In 2Q11, EBITDA from Portuguese businesses declined by 4.3% y.o.y to Euro 332 million. EBITDA margin increased by 1.5pp y.o.y to 45.0%. Operating costs excluding PRBs and D&A in Portugal declined by 9.9% y.o.y reflecting: (1) pay-TV reaching critical mass, which leads to lower programming costs per customer in the wireline segment; (2) fibre rollout, which has a superior quality of service leading to lower customer support and network maintenance costs; (3) the implementation of transformation initiatives, namely in customer care and field force, benefiting from fixed-mobile integration, and (4) additional measures undertaken in anticipation of weaker macro fundamentals, reflecting PT’s strong cost focus.
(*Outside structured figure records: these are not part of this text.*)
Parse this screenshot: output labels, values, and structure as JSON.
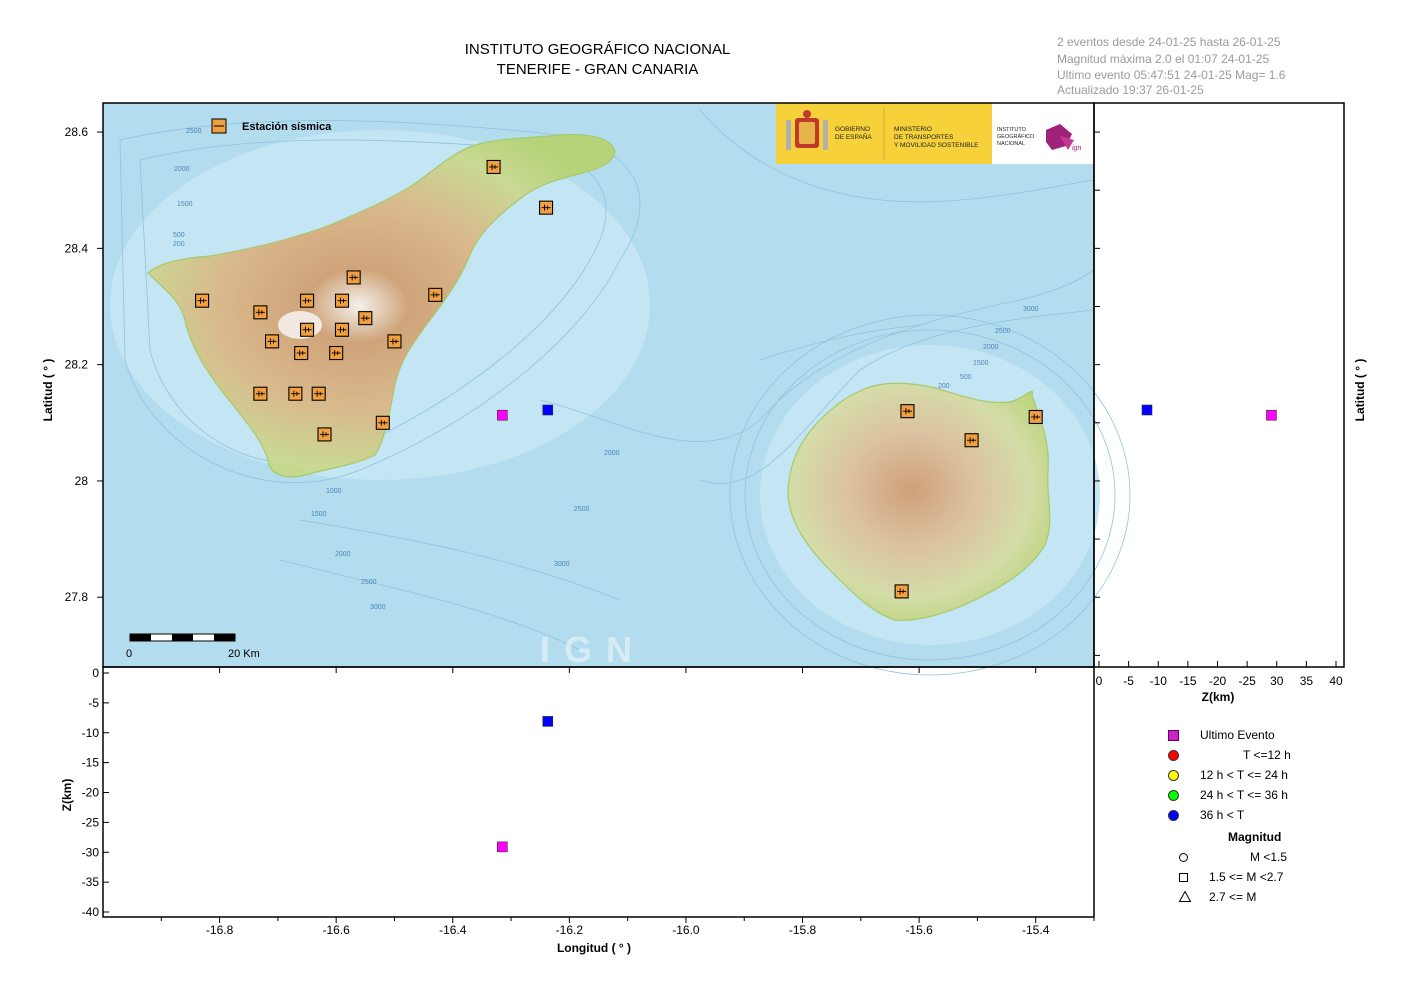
{
  "header": {
    "title_line1": "INSTITUTO GEOGRÁFICO NACIONAL",
    "title_line2": "TENERIFE - GRAN CANARIA"
  },
  "info": {
    "line1": "2 eventos desde 24-01-25 hasta 26-01-25",
    "line2": "Magnitud máxima 2.0 el 01:07 24-01-25",
    "line3": "Ultimo evento   05:47:51 24-01-25  Mag= 1.6",
    "line4": "Actualizado   19:37  26-01-25"
  },
  "map": {
    "station_legend": "Estación sísmica",
    "scale_start": "0",
    "scale_end": "20 Km",
    "watermark": "IGN",
    "logo": {
      "gobierno_1": "GOBIERNO",
      "gobierno_2": "DE ESPAÑA",
      "ministerio_1": "MINISTERIO",
      "ministerio_2": "DE TRANSPORTES",
      "ministerio_3": "Y MOVILIDAD SOSTENIBLE",
      "ign_1": "INSTITUTO",
      "ign_2": "GEOGRÁFICO",
      "ign_3": "NACIONAL",
      "ign_brand": "ign"
    },
    "depth_labels": [
      {
        "text": "2500"
      },
      {
        "text": "2000"
      },
      {
        "text": "1500"
      },
      {
        "text": "500"
      },
      {
        "text": "200"
      },
      {
        "text": "2000"
      },
      {
        "text": "1000"
      },
      {
        "text": "1500"
      },
      {
        "text": "2000"
      },
      {
        "text": "2500"
      },
      {
        "text": "3000"
      },
      {
        "text": "2500"
      },
      {
        "text": "3000"
      },
      {
        "text": "3000"
      },
      {
        "text": "2500"
      },
      {
        "text": "2000"
      },
      {
        "text": "1500"
      },
      {
        "text": "500"
      },
      {
        "text": "200"
      }
    ]
  },
  "axes": {
    "lat_label": "Latitud ( ° )",
    "lon_label": "Longitud ( ° )",
    "z_label": "Z(km)",
    "z_label_right": "Z(km)",
    "lat_ticks": [
      "28.6",
      "28.4",
      "28.2",
      "28",
      "27.8"
    ],
    "lon_ticks": [
      "-16.8",
      "-16.6",
      "-16.4",
      "-16.2",
      "-16.0",
      "-15.8",
      "-15.6",
      "-15.4"
    ],
    "z_ticks_left": [
      "0",
      "-5",
      "-10",
      "-15",
      "-20",
      "-25",
      "-30",
      "-35",
      "-40"
    ],
    "z_ticks_right": [
      "0",
      "-5",
      "-10",
      "-15",
      "-20",
      "-25",
      "30",
      "35",
      "40"
    ]
  },
  "chart_data": {
    "type": "scatter",
    "lon_range": [
      -17.0,
      -15.3
    ],
    "lat_range": [
      27.68,
      28.65
    ],
    "depth_range": [
      0,
      -41
    ],
    "stations": [
      {
        "lon": -16.33,
        "lat": 28.54
      },
      {
        "lon": -16.24,
        "lat": 28.47
      },
      {
        "lon": -16.83,
        "lat": 28.31
      },
      {
        "lon": -16.73,
        "lat": 28.29
      },
      {
        "lon": -16.65,
        "lat": 28.31
      },
      {
        "lon": -16.59,
        "lat": 28.31
      },
      {
        "lon": -16.57,
        "lat": 28.35
      },
      {
        "lon": -16.43,
        "lat": 28.32
      },
      {
        "lon": -16.55,
        "lat": 28.28
      },
      {
        "lon": -16.71,
        "lat": 28.24
      },
      {
        "lon": -16.65,
        "lat": 28.26
      },
      {
        "lon": -16.59,
        "lat": 28.26
      },
      {
        "lon": -16.5,
        "lat": 28.24
      },
      {
        "lon": -16.66,
        "lat": 28.22
      },
      {
        "lon": -16.6,
        "lat": 28.22
      },
      {
        "lon": -16.73,
        "lat": 28.15
      },
      {
        "lon": -16.67,
        "lat": 28.15
      },
      {
        "lon": -16.63,
        "lat": 28.15
      },
      {
        "lon": -16.52,
        "lat": 28.1
      },
      {
        "lon": -16.62,
        "lat": 28.08
      },
      {
        "lon": -15.62,
        "lat": 28.12
      },
      {
        "lon": -15.51,
        "lat": 28.07
      },
      {
        "lon": -15.4,
        "lat": 28.11
      },
      {
        "lon": -15.63,
        "lat": 27.81
      }
    ],
    "events": [
      {
        "lon": -16.237,
        "lat": 28.122,
        "depth": -8.1,
        "color": "#0000ff",
        "category": "36 h <  T"
      },
      {
        "lon": -16.315,
        "lat": 28.113,
        "depth": -29.1,
        "color": "#ff00ff",
        "category": "Ultimo Evento"
      }
    ]
  },
  "legend": {
    "items": [
      {
        "label": "Ultimo Evento",
        "color": "#cc22cc",
        "shape": "square"
      },
      {
        "label": "T <=12 h",
        "color": "#ff0000",
        "shape": "circle"
      },
      {
        "label": "12 h  < T <= 24 h",
        "color": "#ffff00",
        "shape": "circle"
      },
      {
        "label": "24 h  < T <= 36 h",
        "color": "#00ff00",
        "shape": "circle"
      },
      {
        "label": "36 h <  T",
        "color": "#0000ff",
        "shape": "circle"
      }
    ],
    "magnitude_title": "Magnitud",
    "magnitude_items": [
      {
        "label": "M <1.5",
        "shape": "circle"
      },
      {
        "label": "1.5 <= M <2.7",
        "shape": "square"
      },
      {
        "label": "2.7 <= M",
        "shape": "triangle"
      }
    ]
  },
  "colors": {
    "sea": "#b5ddf0",
    "land_low": "#c6dc8c",
    "land_mid": "#d9b98c",
    "land_high": "#c79a6b",
    "station_fill": "#f0a040",
    "logo_yellow": "#f6d13a"
  }
}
In 2Q11, EBITDA in the wireline business increased by 1.1% y.o.y, the best performance in the last nineteen quarters, benefiting from the pay-TV customer base having reached critical mass and thus confirming the success of Meo as the key driver of the turnaround in the wireline business. This solid EBITDA performance in the wireline business was achieved against a backdrop of lower contribution to revenues and EBITDA derived from the directories business, which declined by Euro 5 million and by Euro 1 million, respectively. EBITDA at TMN declined by 10.7% y.o.y. EBITDA margin was flat y.o.y at 46.9%.